DNAJB1-PRKACA, a fusion gene that is characteristically found in FLHCC, was detected in both the primary lesion and the lung metastases of this patient. DNAJB1-PRKACA is formed by the fusion of DNAJB1, which codes for heat shock protein 40 (hsp 40), and PRKACA, which codes for the cAMP-dependent protein kinase catalytic subunit, as a result of the partial deletion of chromosome 19. It was first reported in 2014 by Honeyman et al. as a fusion gene specific to FLHCC (23). While almost all cases of FLHCC tested positive for DNAJB1-PRKACA in subsequent reports, the background liver and other types of primary liver cancer are negative (24-26).
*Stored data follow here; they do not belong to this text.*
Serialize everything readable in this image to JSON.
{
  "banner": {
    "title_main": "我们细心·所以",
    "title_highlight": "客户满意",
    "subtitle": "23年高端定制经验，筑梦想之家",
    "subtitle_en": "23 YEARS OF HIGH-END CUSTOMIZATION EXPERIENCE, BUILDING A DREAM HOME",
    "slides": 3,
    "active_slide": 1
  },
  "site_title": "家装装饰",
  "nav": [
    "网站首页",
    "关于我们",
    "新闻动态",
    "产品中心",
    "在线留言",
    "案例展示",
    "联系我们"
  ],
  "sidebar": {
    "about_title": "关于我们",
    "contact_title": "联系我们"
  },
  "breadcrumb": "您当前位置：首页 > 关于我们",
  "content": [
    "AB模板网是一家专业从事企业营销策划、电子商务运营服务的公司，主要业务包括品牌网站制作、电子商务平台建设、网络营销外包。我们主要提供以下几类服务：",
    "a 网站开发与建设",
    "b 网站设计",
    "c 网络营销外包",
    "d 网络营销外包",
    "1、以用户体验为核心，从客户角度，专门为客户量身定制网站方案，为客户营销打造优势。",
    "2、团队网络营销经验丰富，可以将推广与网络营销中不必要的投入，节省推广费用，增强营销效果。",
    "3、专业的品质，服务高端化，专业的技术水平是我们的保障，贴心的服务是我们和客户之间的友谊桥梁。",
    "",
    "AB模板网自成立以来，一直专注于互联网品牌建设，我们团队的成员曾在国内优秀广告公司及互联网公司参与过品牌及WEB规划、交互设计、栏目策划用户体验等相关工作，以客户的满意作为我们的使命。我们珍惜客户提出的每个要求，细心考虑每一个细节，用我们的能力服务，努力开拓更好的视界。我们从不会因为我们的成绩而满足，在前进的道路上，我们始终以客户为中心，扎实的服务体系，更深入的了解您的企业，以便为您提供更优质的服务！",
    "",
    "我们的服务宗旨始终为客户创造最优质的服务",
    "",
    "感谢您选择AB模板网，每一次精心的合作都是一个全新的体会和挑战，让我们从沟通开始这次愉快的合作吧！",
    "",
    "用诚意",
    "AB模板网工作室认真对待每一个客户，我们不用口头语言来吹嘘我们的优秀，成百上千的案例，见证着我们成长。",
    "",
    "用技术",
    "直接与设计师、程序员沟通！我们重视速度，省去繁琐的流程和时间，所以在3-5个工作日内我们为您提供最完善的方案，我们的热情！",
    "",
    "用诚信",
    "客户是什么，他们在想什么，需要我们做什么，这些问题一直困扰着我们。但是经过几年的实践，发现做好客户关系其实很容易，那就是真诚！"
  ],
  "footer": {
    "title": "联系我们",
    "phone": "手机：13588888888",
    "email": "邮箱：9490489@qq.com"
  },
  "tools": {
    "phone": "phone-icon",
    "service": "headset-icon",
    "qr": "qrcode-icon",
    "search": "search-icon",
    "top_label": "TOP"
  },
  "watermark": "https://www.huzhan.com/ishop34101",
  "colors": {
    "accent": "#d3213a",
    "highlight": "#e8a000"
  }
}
Negative results are also observed for scirrhous HCC, the histological findings of which are sometimes difficult to distinguish from those of FLHCC. Although the role of DNAJB1-PRKACA in the carcinogenic process of FLHCC is currently unclear, it may be used as a biomarker for diagnostic purposes or for measuring the treatment effect if it is confirmed that the proteins produced by DNAJB1-PRKACA are secreted into the blood. Additionally, if it is proven to be a key driver of carcinogenesis, it may become a therapeutic target for developing molecularly targeted drugs, and this warrants further investigation.

The authors state that they have no Conflict of Interest (COI).